Last week, I posted a picture on Instagram of fifty two ounces of sliced mushrooms and asked, “Does this make anyone else weak in the knees?” Aside from one or two folks who replied that it made them weak in the stomach, most of you appear to be as devoted to mushrooms as I am.
If I see a bowl full of perfectly cooked mushrooms I am quite likely to make a very embarrassing and purposeful face plant into it. I cannot resist them. They’re so savoury, so meaty, so earthy, so nutty, so… so… mushroomy.
I feel no need to curb my enthusiasm for mushrooms since they’re wonderful for your health. Pound for pound, you can hardly find something low-calorie that is more packed with Vitamin D, B vitamins, selenium, ergothioneine (an anti-oxidant that helps protect your cells), potassium, copper, beta-glucans, magnesium and phosphorous. To cap it off (mushroom pun alert), these little fungi help you feel fuller longer. In other words, they can help you control your weight, too!
As if the umami and nutrition power packing of mushrooms wasn’t enough to recommend them, they are so easy to cook that it feels like cheating. They don’t require much in the way of fuss or technique; a knife that’s sharp enough to lob them into a couple of thick slices is all it takes. Since they’re so easy to prepare at the last minute, you might wonder why they’d be a good candidate for Make Ahead Mondays. The reason is twofold:
- When they go on sale, you can stock up, roast your mushrooms and freeze them for times they’re more expensive.
- It eliminates one step in dishes where you’d like to use a smaller amount of roasted mushrooms. (i.e. Soup, Pizza, Sandwiches, etc…)
Yes, I have shared a recipe here for preparing a large amount of mushrooms before, but this one is different and a gal can’t have too many ways to prepare mushrooms! What distinguishes this recipe from the other one is both that this one is far easier and that it requires fewer ingredients but still delivers massive mushroom goodness. In fact, I’d go so far as to say this is my preferred method of mushroom cookery now. Don’t get me wrong, seared mushrooms are fabulous, but you have to watch them and cook them in batches. With Roasted Mushrooms, you toss everything together, whack the tray in the oven and stir once -halfway through- before they reach perfection.

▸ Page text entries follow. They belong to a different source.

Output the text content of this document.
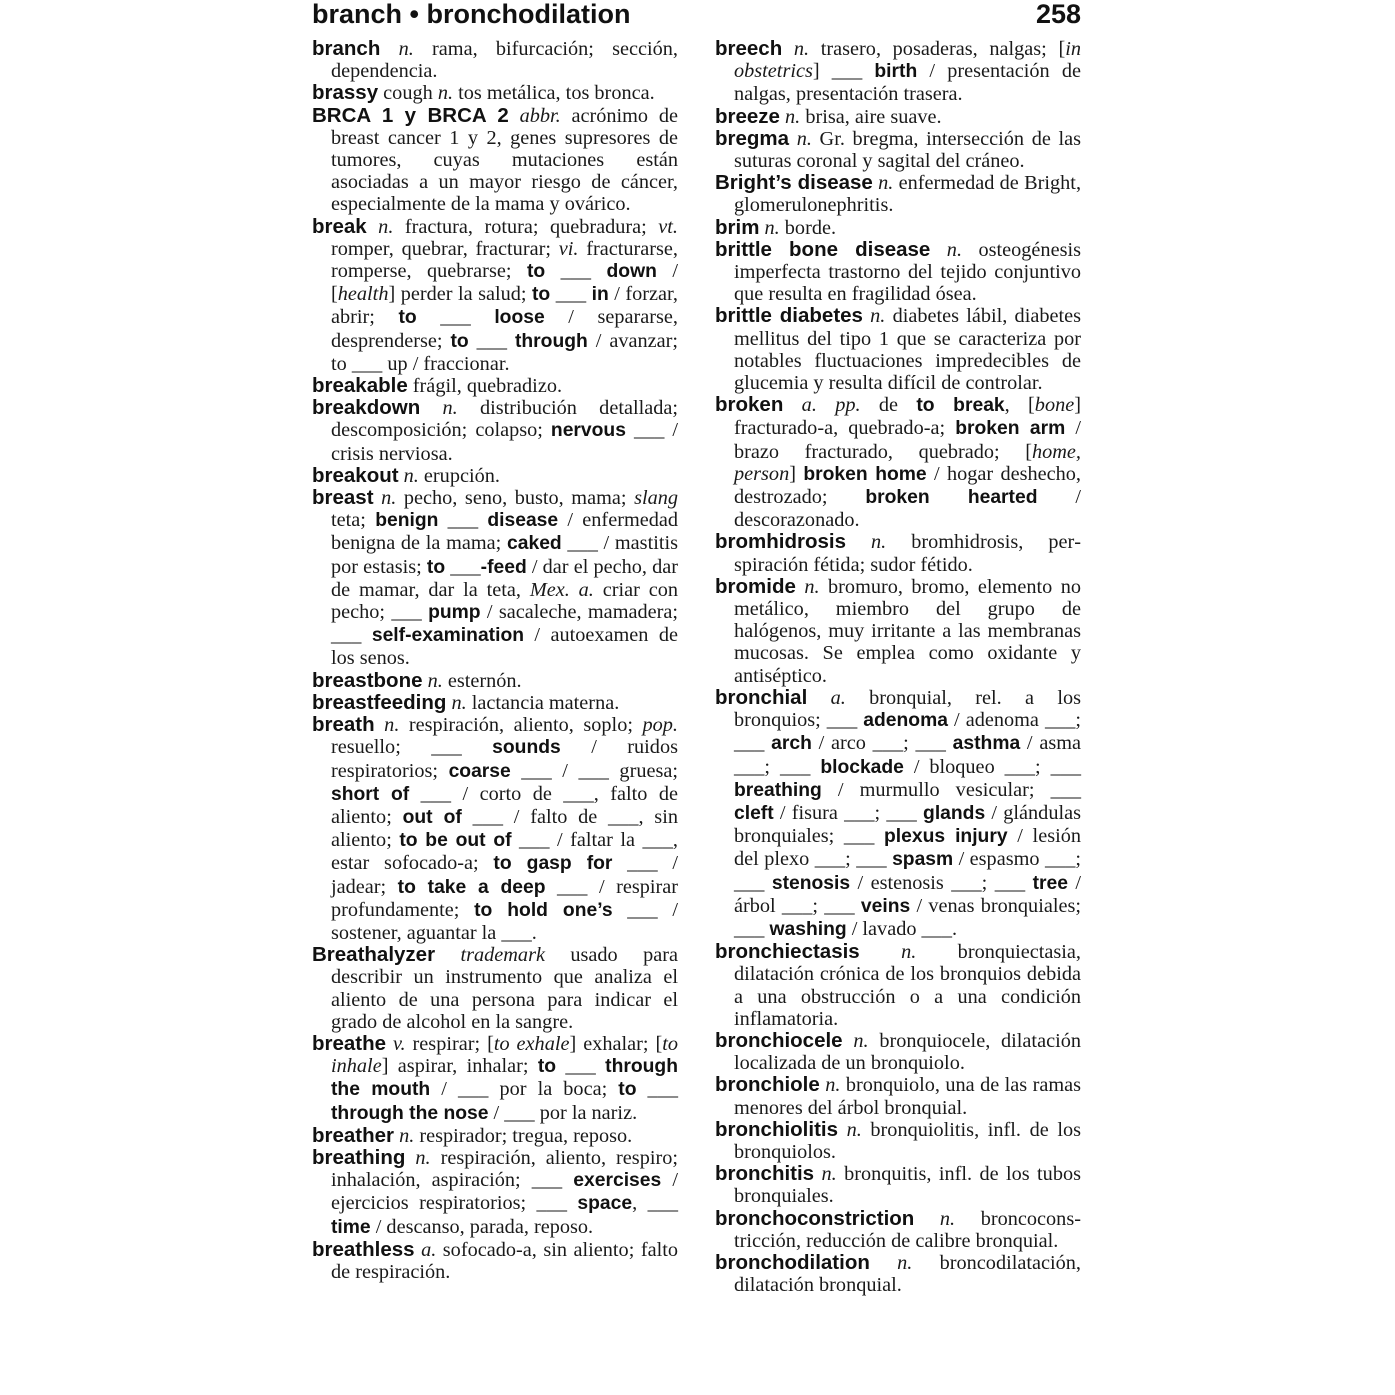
branch • bronchodilation	258

branch n. rama, bifurcación; sección, dependencia.

brassy cough n. tos metálica, tos bronca.

BRCA 1 y BRCA 2 abbr. acrónimo de breast cancer 1 y 2, genes supresores de tumores, cuyas mutaciones están asociadas a un mayor riesgo de cáncer, especialmente de la mama y ovárico.

break n. fractura, rotura; quebradura; vt. romper, quebrar, fracturar; vi. fracturarse, romperse, quebrarse; to ___ down / [health] perder la salud; to ___ in / forzar, abrir; to ___ loose / separarse, desprenderse; to ___ through / avanzar; to ___ up / fraccionar.

breakable frágil, quebradizo.

breakdown n. distribución detallada; descomposición; colapso; nervous ___ / crisis nerviosa.

breakout n. erupción.

breast n. pecho, seno, busto, mama; slang teta; benign ___ disease / enfermedad benigna de la mama; caked ___ / mastitis por estasis; to ___-feed / dar el pecho, dar de mamar, dar la teta, Mex. a. criar con pecho; ___ pump / sacaleche, mamadera; ___ self-examination / autoexamen de los senos.

breastbone n. esternón.

breastfeeding n. lactancia materna.

breath n. respiración, aliento, soplo; pop. resuello; ___ sounds / ruidos respiratorios; coarse ___ / ___ gruesa; short of ___ / corto de ___, falto de aliento; out of ___ / falto de ___, sin aliento; to be out of ___ / faltar la ___, estar sofocado-a; to gasp for ___ / jadear; to take a deep ___ / respirar profundamente; to hold one’s ___ / sostener, aguantar la ___.

Breathalyzer trademark usado para describir un instrumento que analiza el aliento de una persona para indicar el grado de alcohol en la sangre.

breathe v. respirar; [to exhale] exhalar; [to inhale] aspirar, inhalar; to ___ through the mouth / ___ por la boca; to ___ through the nose / ___ por la nariz.

breather n. respirador; tregua, reposo.

breathing n. respiración, aliento, respiro; inhalación, aspiración; ___ exercises / ejercicios respiratorios; ___ space, ___ time / descanso, parada, reposo.

breathless a. sofocado-a, sin aliento; falto de respiración.

breech n. trasero, posaderas, nalgas; [in obstetrics] ___ birth / presentación de nalgas, presentación trasera.

breeze n. brisa, aire suave.

bregma n. Gr. bregma, intersección de las suturas coronal y sagital del cráneo.

Bright’s disease n. enfermedad de Bright, glomerulonephritis.

brim n. borde.

brittle bone disease n. osteogénesis imperfecta trastorno del tejido conjuntivo que resulta en fragilidad ósea.

brittle diabetes n. diabetes lábil, diabetes mellitus del tipo 1 que se caracteriza por notables fluctuaciones impredecibles de glucemia y resulta difícil de controlar.

broken a. pp. de to break, [bone] fracturado-a, quebrado-a; broken arm / brazo fracturado, quebrado; [home, person] broken home / hogar deshecho, destrozado; broken hearted / descorazonado.

bromhidrosis n. bromhidrosis, perspiración fétida; sudor fétido.

bromide n. bromuro, bromo, elemento no metálico, miembro del grupo de halógenos, muy irritante a las membranas mucosas. Se emplea como oxidante y antiséptico.

bronchial a. bronquial, rel. a los bronquios; ___ adenoma / adenoma ___; ___ arch / arco ___; ___ asthma / asma ___; ___ blockade / bloqueo ___; ___ breathing / murmullo vesicular; ___ cleft / fisura ___; ___ glands / glándulas bronquiales; ___ plexus injury / lesión del plexo ___; ___ spasm / espasmo ___; ___ stenosis / estenosis ___; ___ tree / árbol ___; ___ veins / venas bronquiales; ___ washing / lavado ___.

bronchiectasis n. bronquiectasia, dilatación crónica de los bronquios debida a una obstrucción o a una condición inflamatoria.

bronchiocele n. bronquiocele, dilatación localizada de un bronquiolo.

bronchiole n. bronquiolo, una de las ramas menores del árbol bronquial.

bronchiolitis n. bronquiolitis, infl. de los bronquiolos.

bronchitis n. bronquitis, infl. de los tubos bronquiales.

bronchoconstriction n. broncoconstricción, reducción de calibre bronquial.

bronchodilation n. broncodilatación, dilatación bronquial.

Why is it so great? Just look at them. These are perfectly roasted mushrooms -just a kiss of browning around the edges- substantial, meaty, and juicy, with a hint of thyme and nutmeg to amplify the natural flavour of the mushrooms. This is a lesson I learned from my bonus mom, Valerie, many years ago. Thyme goes with meat therefore it goes with mushrooms. Nutmeg goes with, well, EVERYTHING. No really, nutmeg is described as being aromatic, earthy, and nutty which makes it the perfect companion for mushrooms. I do highly recommend using freshly grated nutmeg from whole nutmegs in this dish. It’s worth seeking them out. I also recommend getting a decent amount of them when you do buy them. Whole nutmegs will last almost indefinitely -unlike purchased ground nutmeg- when stored in an airtight container in a dark cupboard. (See this affiliate link for an example:)
While cute nutmeg graters are available, please remember that you don’t REALLY need a special tool to grate them. The same side on a box grater that you would use for hard cheeses like Parmesan or Romano will do just fine. I use my fine Microplane for the job and it works perfectly.
When I have a stockpile of Roasted Mushrooms in the freezer, I toss them in beef and barley soup and risottos, on pizzas, stuff them in grilled cheese sandwiches, and pile them on top of steaks, chicken, and burgers. On busy, busy, busy nights, I simply serve the mushrooms over polenta or rice with a shower of grated Parmesan or Romano cheese on top. It keeps the crew full and Mama happy. So very happy. Where would you use wealth of Roasted Mushrooms with Thyme?
Roasted Mushrooms with Thyme | Make Ahead MondaysRate Recipe
- 52 ounces of assorted fresh mushrooms *See Notes
- 4 tablespoons extra virgin olive oil
- 1 tablespoon coarsely chopped fresh thyme or 1 teaspoon dried thyme leaves
- 3/4 teaspoon kosher salt
- 1/4 teaspoon freshly grated nutmeg
- ground black pepper to taste preferably freshly ground or crushed
- Preheat oven to 375°F.
- Thickly slice or quarter the mushrooms. Arrange them on 2 11-inch by 17-inch rimmed baking sheets in a single layer. Drizzle half of the olive oil over each pan, followed by roughly half of the thyme, salt, and nutmeg over each pan. Generously sprinkle the black pepper over the mushrooms. Stir with a spoon to evenly distribute everything.
- Roast the mushrooms, stirring halfway through, for 20 to 25 minutes, or until they are hot through and beginning to brown around the edges. Eat immediately or divide into meal sized portions and freeze for up to 3 months.
Nutritional information is an estimate and provided to you as a courtesy. You should calculate the nutritional information with the actual ingredients used in your recipe using your preferred nutrition calculator.